Traditionally, most regional economic development organizations (EDOs) have focused primarily on marketing and business attraction. However, diminishing returns to marketing and attraction efforts are prompting many regional EDOs to focus more attention on the retention and expansion of existing businesses (BRE).
That can get messy if regional and local EDO roles overlap. Local EDOs can feel threatened by what they perceive as encroachment on their turf. And investors can become confused when regional and local EDOs both start asking them to fund what looks like the same work.
I’ve watched that dynamic play out in Northeast Ohio, as Team NEO, the regional EDO, has sorted out roles with local EDOs in an 18-county region that includes four major metros. It’s been a bumpy road.

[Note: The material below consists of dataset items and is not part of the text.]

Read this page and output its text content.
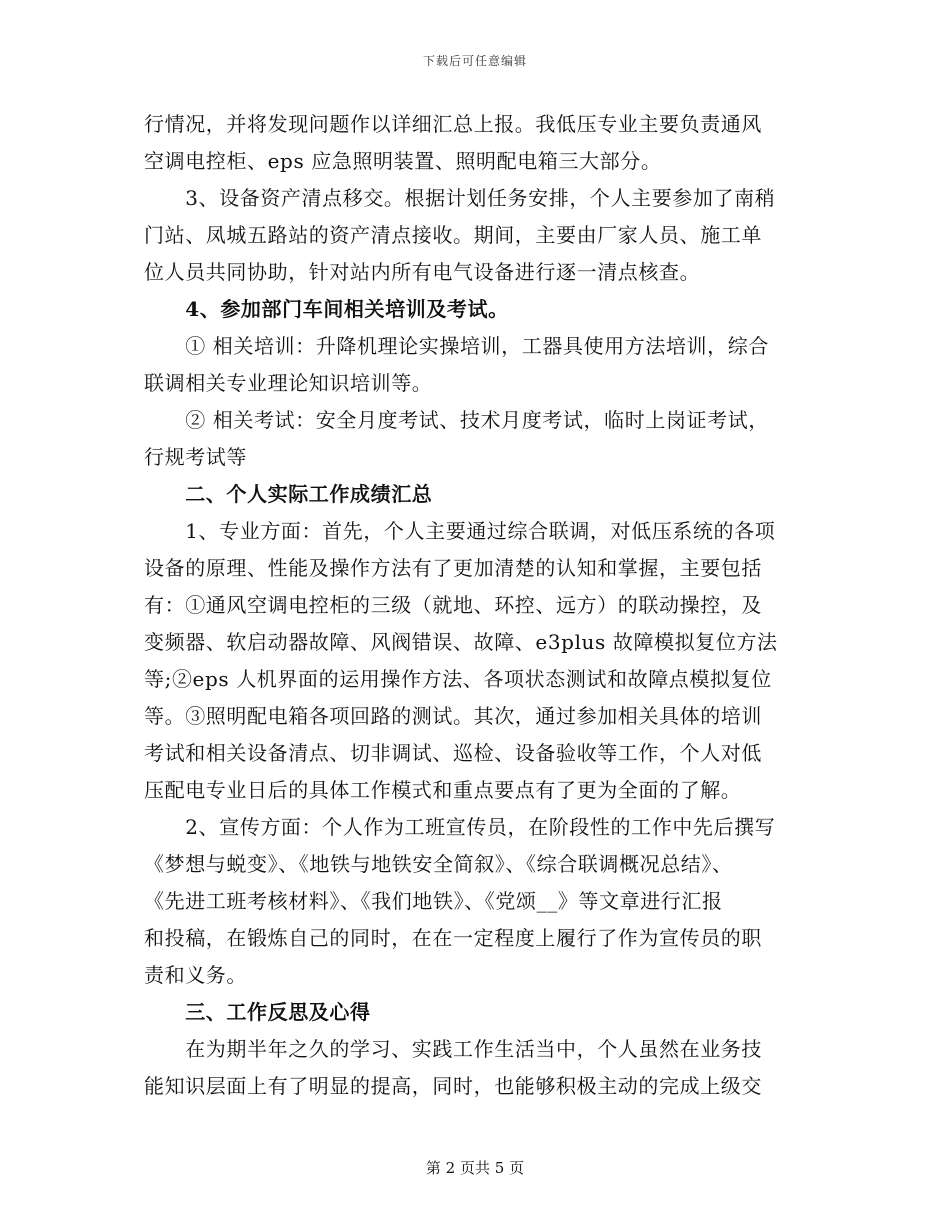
下载后可任意编辑

行情况，并将发现问题作以详细汇总上报。我低压专业主要负责通风
空调电控柜、eps 应急照明装置、照明配电箱三大部分。

　　3、设备资产清点移交。根据计划任务安排，个人主要参加了南稍
门站、凤城五路站的资产清点接收。期间，主要由厂家人员、施工单
位人员共同协助，针对站内所有电气设备进行逐一清点核查。

　　4、参加部门车间相关培训及考试。

　　① 相关培训：升降机理论实操培训，工器具使用方法培训，综合
联调相关专业理论知识培训等。

　　② 相关考试：安全月度考试、技术月度考试，临时上岗证考试，
行规考试等

　　二、个人实际工作成绩汇总

　　1、专业方面：首先，个人主要通过综合联调，对低压系统的各项
设备的原理、性能及操作方法有了更加清楚的认知和掌握，主要包括
有：①通风空调电控柜的三级（就地、环控、远方）的联动操控，及
变频器、软启动器故障、风阀错误、故障、e3plus 故障模拟复位方法
等;②eps 人机界面的运用操作方法、各项状态测试和故障点模拟复位
等。③照明配电箱各项回路的测试。其次，通过参加相关具体的培训
考试和相关设备清点、切非调试、巡检、设备验收等工作，个人对低
压配电专业日后的具体工作模式和重点要点有了更为全面的了解。

　　2、宣传方面：个人作为工班宣传员，在阶段性的工作中先后撰写
《梦想与蜕变》、《地铁与地铁安全简叙》、《综合联调概况总结》、
《先进工班考核材料》、《我们地铁》、《党颂__》等文章进行汇报
和投稿，在锻炼自己的同时，在在一定程度上履行了作为宣传员的职
责和义务。

　　三、工作反思及心得

　　在为期半年之久的学习、实践工作生活当中，个人虽然在业务技
能知识层面上有了明显的提高，同时，也能够积极主动的完成上级交

第 2 页共 5 页
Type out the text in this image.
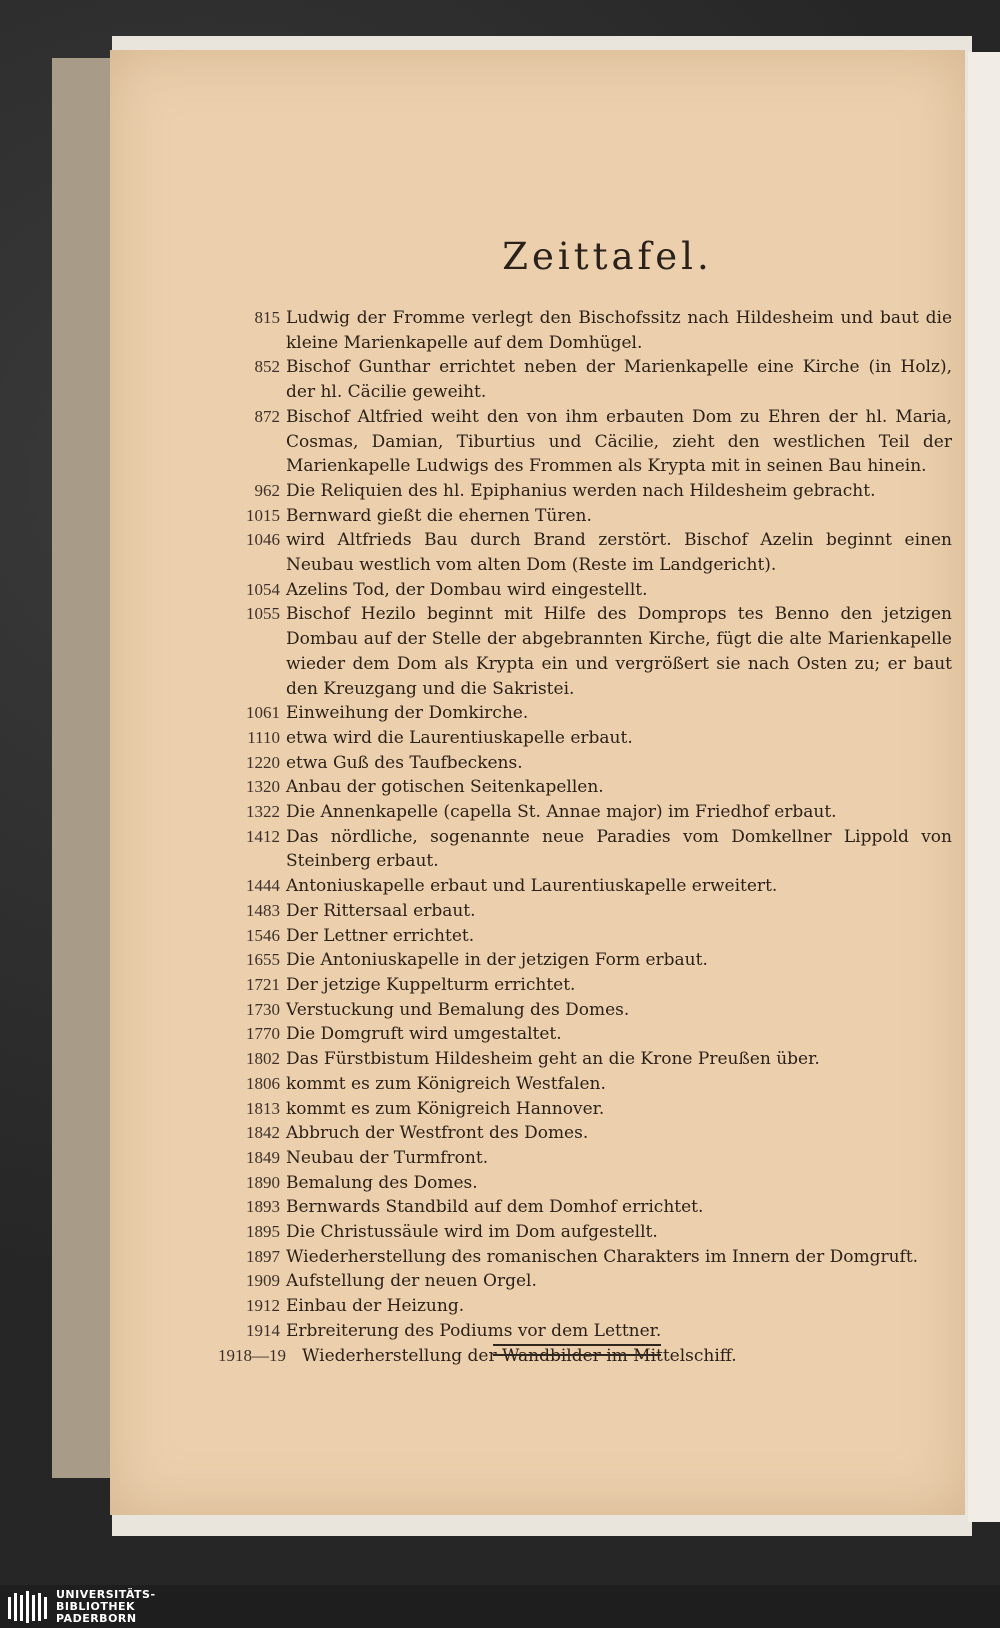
Zeittafel.
815 Ludwig der Fromme verlegt den Bischofssitz nach Hildesheim und baut die kleine Marienkapelle auf dem Domhügel.
852 Bischof Gunthar errichtet neben der Marienkapelle eine Kirche (in Holz), der hl. Cäcilie geweiht.
872 Bischof Altfried weiht den von ihm erbauten Dom zu Ehren der hl. Maria, Cosmas, Damian, Tiburtius und Cäcilie, zieht den westlichen Teil der Marienkapelle Ludwigs des Frommen als Krypta mit in seinen Bau hinein.
962 Die Reliquien des hl. Epiphanius werden nach Hildesheim gebracht.
1015 Bernward gießt die ehernen Türen.
1046 wird Altfrieds Bau durch Brand zerstört. Bischof Azelin beginnt einen Neubau westlich vom alten Dom (Reste im Landgericht).
1054 Azelins Tod, der Dombau wird eingestellt.
1055 Bischof Hezilo beginnt mit Hilfe des Domprops tes Benno den jetzigen Dombau auf der Stelle der abgebrannten Kirche, fügt die alte Marienkapelle wieder dem Dom als Krypta ein und vergrößert sie nach Osten zu; er baut den Kreuzgang und die Sakristei.
1061 Einweihung der Domkirche.
1110 etwa wird die Laurentiuskapelle erbaut.
1220 etwa Guß des Taufbeckens.
1320 Anbau der gotischen Seitenkapellen.
1322 Die Annenkapelle (capella St. Annae major) im Friedhof erbaut.
1412 Das nördliche, sogenannte neue Paradies vom Domkellner Lippold von Steinberg erbaut.
1444 Antoniuskapelle erbaut und Laurentiuskapelle erweitert.
1483 Der Rittersaal erbaut.
1546 Der Lettner errichtet.
1655 Die Antoniuskapelle in der jetzigen Form erbaut.
1721 Der jetzige Kuppelturm errichtet.
1730 Verstuckung und Bemalung des Domes.
1770 Die Domgruft wird umgestaltet.
1802 Das Fürstbistum Hildesheim geht an die Krone Preußen über.
1806 kommt es zum Königreich Westfalen.
1813 kommt es zum Königreich Hannover.
1842 Abbruch der Westfront des Domes.
1849 Neubau der Turmfront.
1890 Bemalung des Domes.
1893 Bernwards Standbild auf dem Domhof errichtet.
1895 Die Christussäule wird im Dom aufgestellt.
1897 Wiederherstellung des romanischen Charakters im Innern der Domgruft.
1909 Aufstellung der neuen Orgel.
1912 Einbau der Heizung.
1914 Erbreiterung des Podiums vor dem Lettner.
1918—19 Wiederherstellung der Wandbilder im Mittelschiff.
UNIVERSITÄTS-
BIBLIOTHEK
PADERBORN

When Team NEO was launched in 2003, its founders envisioned that, over time, local EDOs would shift responsibility for business retention, expansion, and attraction to Team NEO. The founders believed that consolidating those functions at the regional level would make it easier to support the growth of existing companies, expand the pool of attraction prospects, and leverage the region’s widespread economic development assets.
However, several local EDOs objected when Team NEO began calling on companies within their footprint (particularly their members), and they lobbied for Team NEO to stick to marketing and attraction. They ultimately prevailed, and in 2007, Team NEO ceded responsibility for business retention and expansion to the local EDOs.
That division of labor remained in effect for four years. Then in 2011, the State of Ohio reorganized its business development functions on a regional basis and gave Team NEO responsibility for organizing and managing a regional business retention, expansion and attraction system in Northeast Ohio.
That regional approach to business retention and expansion was reinforced in 2015, when leaders from business, economic development, and philanthropic organizations completed work on a Regional Economic Competitiveness Strategy (RECS). The RECS steering committee gave a reorganized Team NEO responsibility for implementing the new strategy, which included a set of recommendations designed to strengthen the region’s fragmented business retention and expansion system.
For the next two years, Team NEO made implementing those recommendations its highest priority. Then last year, Team NEO’s board commissioned a “check-up” to see how things were going.
They found that there had been some progress, but the results were far short of what RECS had called for. When they dug deeper, they found that the local EDOs had never fully embraced the RECS recommendations and that, while business retention and expansion was Team NEO’s highest priority, it was not necessarily the highest priority for the local EDOs, each of which had its own institutional interests, agenda, and priorities.
That posed a real dilemma for Team NEO. There was only so much they could accomplish on their own without the close cooperation of the local EDOs, but they had no authority to compel that cooperation. Moreover, attempting to compel the local EDOs to cooperate would likely provoke resistance and resentment.
So, the Team NEO board spent last year searching for a win-win path forward. They settled on a plan that has two key elements.
The first is greater strategic alignment between the Team NEO board and the local EDO boards. To achieve that, Team NEO has stepped up its engagement and dialogue with the boards of the local EDOs, taking better advantage of Team NEO board members who also sit on those local boards. They have also made the CEOs of the local EDOs full voting members of the Team NEO board.
The second key element is a more clearly defined, mutually beneficial division of labor for business retention and expansion activities between Team NEO and the local EDOs. Going forward, Team NEO and the local EDOs will each focus more on what they do best, and take better advantage of what each other has to offer.
For the local EDOs, that means conducting outreach to local businesses, with a particular focus on driver industries, coordinating local resources to respond to company needs, engaging local elected officials and local economic development professionals, and identifying available sites.
For Team NEO, that means aggregating and analyzing local call program data to discern patterns and trends that don’t show up in local data, developing deep industry and workforce expertise that goes beyond what local EDOs could develop on their own, developing program management expertise to coordinate a wide range of local, regional and state resources, tracking results to determine whether their efforts are making a difference, and convening local partners to share lessons learned and continuously improve the overall system.
The goal is to build regional centers of excellence that can achieve economies of scale for business retention and expansion similar to those the region has enjoyed in the past for marketing and attraction. That’s going to take a lot of work, but if Team NEO and the local EDOs can align and fully leverage the wide range of state, regional and local resources that are available, they can turn the size of the region into a huge competitive advantage.